Bloatware that is essentially a shortcut to a website (double-click on the icon and it opens up an advertisement in Internet Explorer) don't need to be uninstalled. You'll usually find these shortcuts as menu items in the Start menu or as icons on the desktop. They can be deleted by dragging them to the recycle bin.
Alternatively, if you’d rather not do things manually, you could always try a program such as PC Decrapifier, which will do the job for you.
PC manufacturers can do better
While I understand that product placement can be important to make a particular PC model (SKU) more attractive to a retail buyer, there are things that PC manufacturers can do to lessen bloatware's impact.

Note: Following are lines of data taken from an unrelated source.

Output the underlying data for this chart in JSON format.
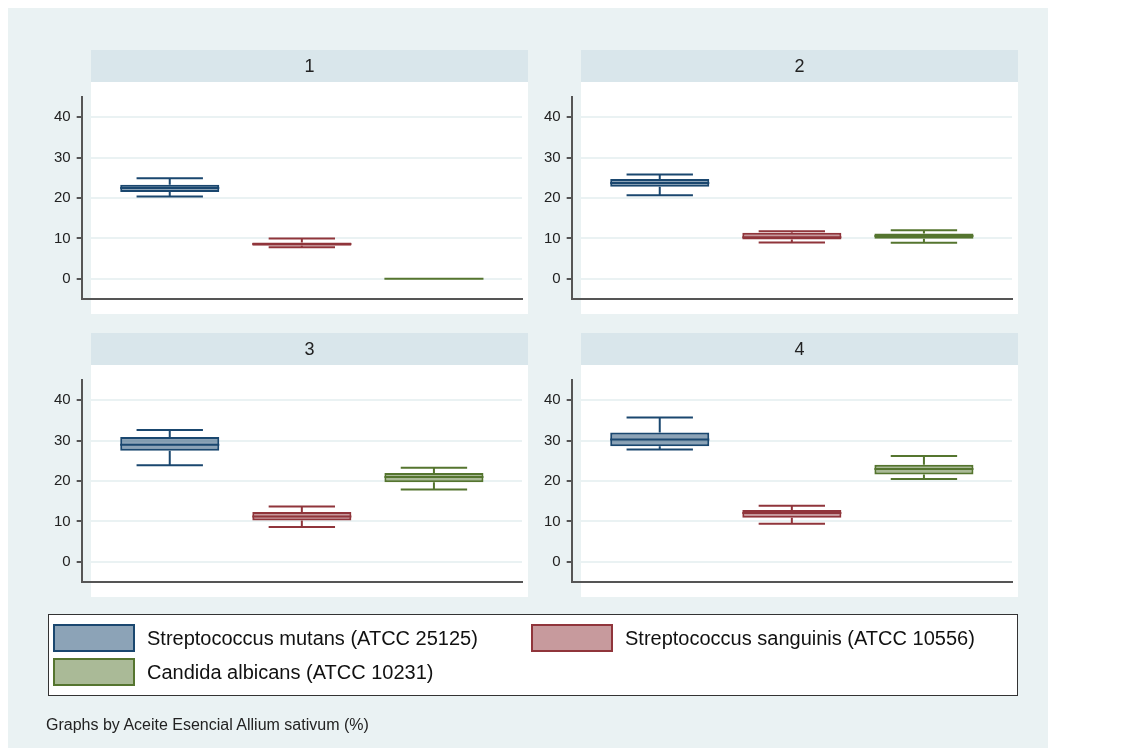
{
  "chart_data": [
    {
      "type": "box",
      "title": "1",
      "categories": [
        null
      ],
      "ylim": [
        -5,
        45
      ],
      "yticks": [
        0,
        10,
        20,
        30,
        40
      ],
      "grid": "y",
      "tick_labels": "y",
      "legend": "bottom",
      "annotations": [
        "Graphs by Aceite Esencial Allium sativum (%)"
      ],
      "series": [
        {
          "name": "Streptococcus mutans (ATCC 25125)",
          "color": "#1a476f",
          "boxes": [
            {
              "low": 20.4,
              "q1": 21.5,
              "median": 22.5,
              "q3": 23.3,
              "high": 24.9
            }
          ]
        },
        {
          "name": "Streptococcus sanguinis (ATCC 10556)",
          "color": "#90353b",
          "boxes": [
            {
              "low": 7.8,
              "q1": 8.2,
              "median": 8.6,
              "q3": 9.0,
              "high": 10.0
            }
          ]
        },
        {
          "name": "Candida albicans (ATCC 10231)",
          "color": "#55752f",
          "boxes": [
            {
              "low": 0,
              "q1": 0,
              "median": 0,
              "q3": 0,
              "high": 0
            }
          ]
        }
      ]
    },
    {
      "type": "box",
      "title": "2",
      "categories": [
        null
      ],
      "ylim": [
        -5,
        45
      ],
      "yticks": [
        0,
        10,
        20,
        30,
        40
      ],
      "grid": "y",
      "tick_labels": "y",
      "series": [
        {
          "color": "#1a476f",
          "boxes": [
            {
              "low": 20.7,
              "q1": 22.8,
              "median": 23.7,
              "q3": 24.7,
              "high": 25.8
            }
          ]
        },
        {
          "color": "#90353b",
          "boxes": [
            {
              "low": 9.0,
              "q1": 9.7,
              "median": 10.3,
              "q3": 11.4,
              "high": 11.8
            }
          ]
        },
        {
          "color": "#55752f",
          "boxes": [
            {
              "low": 8.9,
              "q1": 9.9,
              "median": 10.6,
              "q3": 11.2,
              "high": 12.0
            }
          ]
        }
      ]
    },
    {
      "type": "box",
      "title": "3",
      "categories": [
        null
      ],
      "ylim": [
        -5,
        45
      ],
      "yticks": [
        0,
        10,
        20,
        30,
        40
      ],
      "grid": "y",
      "tick_labels": "y",
      "series": [
        {
          "color": "#1a476f",
          "boxes": [
            {
              "low": 23.9,
              "q1": 27.5,
              "median": 29.0,
              "q3": 30.9,
              "high": 32.6
            }
          ]
        },
        {
          "color": "#90353b",
          "boxes": [
            {
              "low": 8.6,
              "q1": 10.2,
              "median": 11.2,
              "q3": 12.3,
              "high": 13.7
            }
          ]
        },
        {
          "color": "#55752f",
          "boxes": [
            {
              "low": 17.9,
              "q1": 19.7,
              "median": 21.0,
              "q3": 22.0,
              "high": 23.3
            }
          ]
        }
      ]
    },
    {
      "type": "box",
      "title": "4",
      "categories": [
        null
      ],
      "ylim": [
        -5,
        45
      ],
      "yticks": [
        0,
        10,
        20,
        30,
        40
      ],
      "grid": "y",
      "tick_labels": "y",
      "series": [
        {
          "color": "#1a476f",
          "boxes": [
            {
              "low": 27.8,
              "q1": 28.6,
              "median": 30.3,
              "q3": 32.0,
              "high": 35.7
            }
          ]
        },
        {
          "color": "#90353b",
          "boxes": [
            {
              "low": 9.4,
              "q1": 10.9,
              "median": 12.1,
              "q3": 12.8,
              "high": 13.9
            }
          ]
        },
        {
          "color": "#55752f",
          "boxes": [
            {
              "low": 20.5,
              "q1": 21.6,
              "median": 23.0,
              "q3": 24.0,
              "high": 26.2
            }
          ]
        }
      ]
    }
  ]
}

Firstly, companies could let the end user choose what products he wants to preinstall. Secondly, vendors could group the programs together in the start menu or in Windows 8's Metro (new-style) interface. A folder marked "E-readers" would give you an idea of what these four or five programs do, since new users may not be familiar with them.
Thirdly, if the program or service is available online, PC makers could simply add a link to a product page. Then the user can decide for herself if she wants the program. The download page can list the benefits of the program and if there are any fees associated with it. The link could be a shortcut in the Start menu, a bookmark in Internet Explorer (or Chrome or Firefox), or on the browser's home page. That way the user can be assured of finding the latest version of the program or service, with updates.